PELANGGARAN hak memperoleh keadilan merupakan persoalan terbesar bangsa Indonesia. Aduan pelanggaran hak memperoleh keadilan ialah aduan tertinggi yang diadukan ke Komnas HAM setiap tahun. Hal itu tecermin yang mana Komnas HAM menerima aduan dugaan pelanggaran hak memperoleh keadilan sekitar 4.500 kasus pada lima tahun terakhir, 2020-2024.

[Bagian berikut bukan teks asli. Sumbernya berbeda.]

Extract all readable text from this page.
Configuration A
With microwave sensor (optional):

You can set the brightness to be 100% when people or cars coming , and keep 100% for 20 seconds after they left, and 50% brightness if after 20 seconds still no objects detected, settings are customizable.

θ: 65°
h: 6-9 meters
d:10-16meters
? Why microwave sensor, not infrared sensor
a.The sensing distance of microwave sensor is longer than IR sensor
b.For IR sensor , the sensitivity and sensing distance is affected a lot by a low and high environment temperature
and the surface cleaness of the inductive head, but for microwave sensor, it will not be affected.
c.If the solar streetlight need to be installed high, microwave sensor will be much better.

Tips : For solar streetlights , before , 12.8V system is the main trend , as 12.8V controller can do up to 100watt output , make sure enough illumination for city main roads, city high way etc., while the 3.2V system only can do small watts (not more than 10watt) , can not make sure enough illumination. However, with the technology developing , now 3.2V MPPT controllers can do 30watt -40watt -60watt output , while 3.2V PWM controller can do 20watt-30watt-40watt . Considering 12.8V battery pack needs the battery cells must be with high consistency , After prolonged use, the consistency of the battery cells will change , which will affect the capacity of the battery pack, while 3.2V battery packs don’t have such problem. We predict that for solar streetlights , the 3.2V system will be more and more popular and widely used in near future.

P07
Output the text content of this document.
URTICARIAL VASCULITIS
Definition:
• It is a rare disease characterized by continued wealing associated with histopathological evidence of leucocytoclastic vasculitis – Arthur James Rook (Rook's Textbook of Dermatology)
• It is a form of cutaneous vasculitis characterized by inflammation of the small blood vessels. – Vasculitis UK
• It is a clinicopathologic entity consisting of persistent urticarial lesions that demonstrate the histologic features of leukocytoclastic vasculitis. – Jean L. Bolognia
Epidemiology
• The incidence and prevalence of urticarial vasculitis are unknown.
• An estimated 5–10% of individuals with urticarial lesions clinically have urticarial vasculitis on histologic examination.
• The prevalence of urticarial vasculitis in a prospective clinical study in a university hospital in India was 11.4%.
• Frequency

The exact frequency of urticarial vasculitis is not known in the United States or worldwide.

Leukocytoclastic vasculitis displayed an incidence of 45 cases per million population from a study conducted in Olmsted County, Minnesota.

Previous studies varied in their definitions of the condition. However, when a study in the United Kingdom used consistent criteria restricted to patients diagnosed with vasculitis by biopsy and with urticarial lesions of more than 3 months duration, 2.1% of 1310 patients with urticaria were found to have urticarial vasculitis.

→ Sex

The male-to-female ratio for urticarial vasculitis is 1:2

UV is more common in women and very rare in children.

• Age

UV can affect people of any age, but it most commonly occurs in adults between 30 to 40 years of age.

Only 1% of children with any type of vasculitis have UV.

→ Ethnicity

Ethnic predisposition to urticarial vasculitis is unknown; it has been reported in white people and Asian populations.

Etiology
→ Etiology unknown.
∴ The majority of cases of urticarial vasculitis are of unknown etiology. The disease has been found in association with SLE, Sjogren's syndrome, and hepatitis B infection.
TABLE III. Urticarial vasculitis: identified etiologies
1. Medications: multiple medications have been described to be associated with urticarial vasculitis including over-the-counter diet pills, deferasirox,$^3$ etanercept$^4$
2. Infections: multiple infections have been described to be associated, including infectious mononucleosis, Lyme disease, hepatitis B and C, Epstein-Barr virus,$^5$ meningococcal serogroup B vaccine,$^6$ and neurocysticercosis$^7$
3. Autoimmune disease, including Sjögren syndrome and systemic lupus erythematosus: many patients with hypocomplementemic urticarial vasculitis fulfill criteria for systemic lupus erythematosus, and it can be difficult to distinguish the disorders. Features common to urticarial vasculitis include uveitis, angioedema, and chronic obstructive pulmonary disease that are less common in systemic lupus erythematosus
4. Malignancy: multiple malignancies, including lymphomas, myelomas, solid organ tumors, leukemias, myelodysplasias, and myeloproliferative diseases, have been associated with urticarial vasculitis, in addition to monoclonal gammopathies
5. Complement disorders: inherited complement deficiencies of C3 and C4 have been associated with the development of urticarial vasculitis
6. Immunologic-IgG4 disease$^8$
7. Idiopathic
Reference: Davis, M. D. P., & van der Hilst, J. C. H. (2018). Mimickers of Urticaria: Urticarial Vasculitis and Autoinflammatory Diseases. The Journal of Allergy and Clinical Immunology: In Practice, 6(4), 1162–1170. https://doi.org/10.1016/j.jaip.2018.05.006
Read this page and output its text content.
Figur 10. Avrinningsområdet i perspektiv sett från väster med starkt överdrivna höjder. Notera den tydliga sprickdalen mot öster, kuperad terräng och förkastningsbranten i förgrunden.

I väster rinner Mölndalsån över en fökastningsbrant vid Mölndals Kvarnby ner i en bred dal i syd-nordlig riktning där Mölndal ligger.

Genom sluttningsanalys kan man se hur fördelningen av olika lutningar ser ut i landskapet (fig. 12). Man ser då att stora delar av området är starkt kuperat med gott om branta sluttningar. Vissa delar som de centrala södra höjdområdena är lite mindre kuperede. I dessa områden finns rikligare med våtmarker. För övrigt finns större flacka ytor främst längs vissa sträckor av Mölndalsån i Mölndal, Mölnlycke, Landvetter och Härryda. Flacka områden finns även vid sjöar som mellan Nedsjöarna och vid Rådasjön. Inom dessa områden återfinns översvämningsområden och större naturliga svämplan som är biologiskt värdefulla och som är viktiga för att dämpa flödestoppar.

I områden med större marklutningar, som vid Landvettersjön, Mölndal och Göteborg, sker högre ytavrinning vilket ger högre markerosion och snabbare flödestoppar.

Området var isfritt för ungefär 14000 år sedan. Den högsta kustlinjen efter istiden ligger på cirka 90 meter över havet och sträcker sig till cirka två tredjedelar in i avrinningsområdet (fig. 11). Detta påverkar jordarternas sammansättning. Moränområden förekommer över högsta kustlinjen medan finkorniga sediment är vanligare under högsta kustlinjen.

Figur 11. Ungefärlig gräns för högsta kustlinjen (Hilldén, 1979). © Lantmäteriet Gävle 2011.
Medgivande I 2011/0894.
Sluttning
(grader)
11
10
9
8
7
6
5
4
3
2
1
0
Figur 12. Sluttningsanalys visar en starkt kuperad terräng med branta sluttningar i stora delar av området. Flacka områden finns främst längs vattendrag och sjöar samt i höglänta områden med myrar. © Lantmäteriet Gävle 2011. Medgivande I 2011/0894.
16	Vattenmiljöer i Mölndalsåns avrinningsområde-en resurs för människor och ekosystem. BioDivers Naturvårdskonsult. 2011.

Dalam hal menegakkan hak memperoleh keadilan, Kejaksaan Agung kembali menunjukkan kinerja yang patut diapresiasi. Hal itu menyusul penetapan tersangka Ketua Pengadilan Negeri Jaksel Muhammad Arief Nuryanta dan beberapa hakim lainnya, panitera, dan advokat atas dugaan suap senilai Rp60 miliar dalam kasus korupsi ekspor minyak kelapa sawit yang melibatkan tiga korporasi besar.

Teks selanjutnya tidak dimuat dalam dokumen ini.